Service SLIs/SLOs
This section provides an introduction to Service Level Indicators (SLIs) and Service Level Objectives (SLOs) and explains how to configure and manage your indicators and objectives in the MONIT infrastructure.
What are SLIs/SLOs
SLIs
SLIs are metrics which provide clear information about the level of service experienced by its users; in other words, they show what is working and what is not for the users. To achieve this, service managers should not consider performance or internal host metrics for SLIs, but rather something providing information on the actual throughput, readiness, latency, response, etc., depending on the nature of the monitored service. There might be different representations of SLI metrics; the one we find the most representative is percentage-based, as it provides a very clear view about the service level even to users that are not aware of its internal processes and operations.
SLOs
An SLO is a target value for an SLI, measured over a period of time. It represents the tolerated drop of the delivered service level over time. As any service requires intervention or other downtime periods in general, the SLO should never be set to 100%. Another important point for the SLO is that it should be set over a long time interval (at least one week or more); otherwise, short glitches or interventions would exhaust it completely (e.g. SLO: 99,9% tolerated downtimes Daily:1m 26s; Weekly:10m 4s; Monthly:43m 49s;)
Error Budget
SLOs are used for calculating the "Error Budget" of a service: the amount of time the service can fail to perform within a certain period and still meet the SLO. The Error Budget provides a clear view how many bad individual events are allowed to happen during the remainder of the SLO period without violating its threshold. It's a good indicator for whether teams should focus more efforts on service realiability or features development.

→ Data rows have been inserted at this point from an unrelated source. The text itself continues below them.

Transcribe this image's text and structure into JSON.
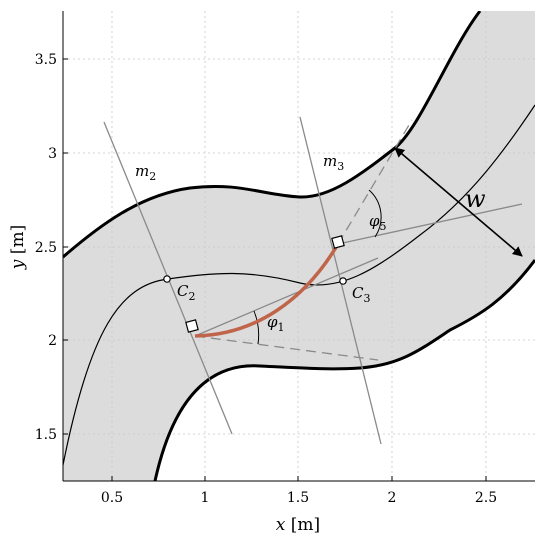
{
  "x_axis": {
    "variable": "x",
    "unit": "[m]",
    "ticks": [
      "0.5",
      "1",
      "1.5",
      "2",
      "2.5"
    ]
  },
  "y_axis": {
    "variable": "y",
    "unit": "[m]",
    "ticks": [
      "1.5",
      "2",
      "2.5",
      "3",
      "3.5"
    ]
  },
  "labels": {
    "m2": {
      "base": "m",
      "sub": "2"
    },
    "m3": {
      "base": "m",
      "sub": "3"
    },
    "c2": {
      "base": "C",
      "sub": "2"
    },
    "c3": {
      "base": "C",
      "sub": "3"
    },
    "phi1": {
      "base": "φ",
      "sub": "1"
    },
    "phi5": {
      "base": "φ",
      "sub": "5"
    },
    "width": "w"
  },
  "colors": {
    "road_fill": "#dcdcdc",
    "trajectory": "#c0654a",
    "line_gray": "#8a8a8a"
  }
}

How are SLIs/SLOs calculated
SLIs
There are two main algorithms used by MONIT to calculate the final SLIs.
basic_sli
This configuration type is used for metrics that have been either already calculated as a percentage-based SLI or need to be evaluated based on a concrete threshold.

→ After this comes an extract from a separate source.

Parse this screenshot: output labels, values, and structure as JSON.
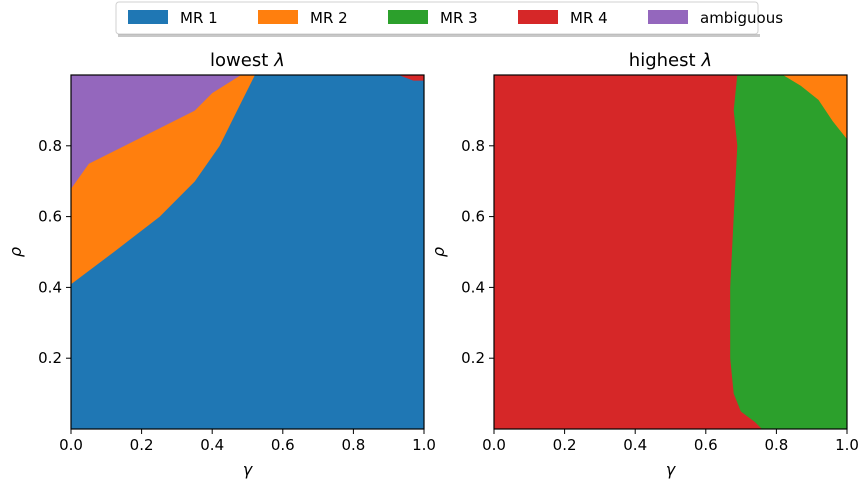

- the input metric is already an SLI - the value is propagated "as is" into the MONIT infrastructure; no threshold configuration is required in this case;
- the SLI is calculated based on a threshold - the value of the SLI for each 1-minute interval is considered 100% if the value is within the required range, or 0% if outside; different parameters should be provided in the configuration file by the service manager (
above_threshold
orbelow_threshold
respectively) to specify if the metric should be considered in a correct state when above or below the threshold.
basic_sli:
metric: core_utilisation
below_threshold: 60
Notice
The metric name core_utilisation
is a reference to a metric query configuration (more details below)
good_total_ratio
This SLI type is calcualted by dividing the "good" events by the "total" number of all events. It requires the service manager to provide one input metric representing the "good" events value and either another metric or a static value representing the totals.
good_total_ratio:
good_values: good_requests
total_values: 250
Notice
The metric name good_requests
is a reference to a metric query configuration (more details below)
SLOs
Since SLOs are just the objective threshold value, we actually calculate the "Error Budget" for a given SLI. It's computed as a moving average of the SLI metric over the time period configured with the slo_interval_days
parameter, compared against the defined SLO threshold value (slo_threshold
). Please note that the Error Budget value can be negative if the SLI downtime goes beyond the tolerated threshold.
How to configure SLIs/SLOs
The workflow is fully driven by configuration files providing the required SLI/SLO information. These files are managed by service managers and committed to a GitLab repository. A scheduled MONIT script utilises the configuration data in order to query the Grafana datasources and collect the requested metric values. It then propagates the results, enriched with other specific SLI, SLO configuration fields and custom labels, to a dedicate Influx DB instance. Pre-configured continues queries (CQs) take care of converting the raw data into appropriate SLI values and store the data long-term into the DB instance. Generic SLI dashboards in the MONIT organization are configured to dinamically plot the data and make it available by default.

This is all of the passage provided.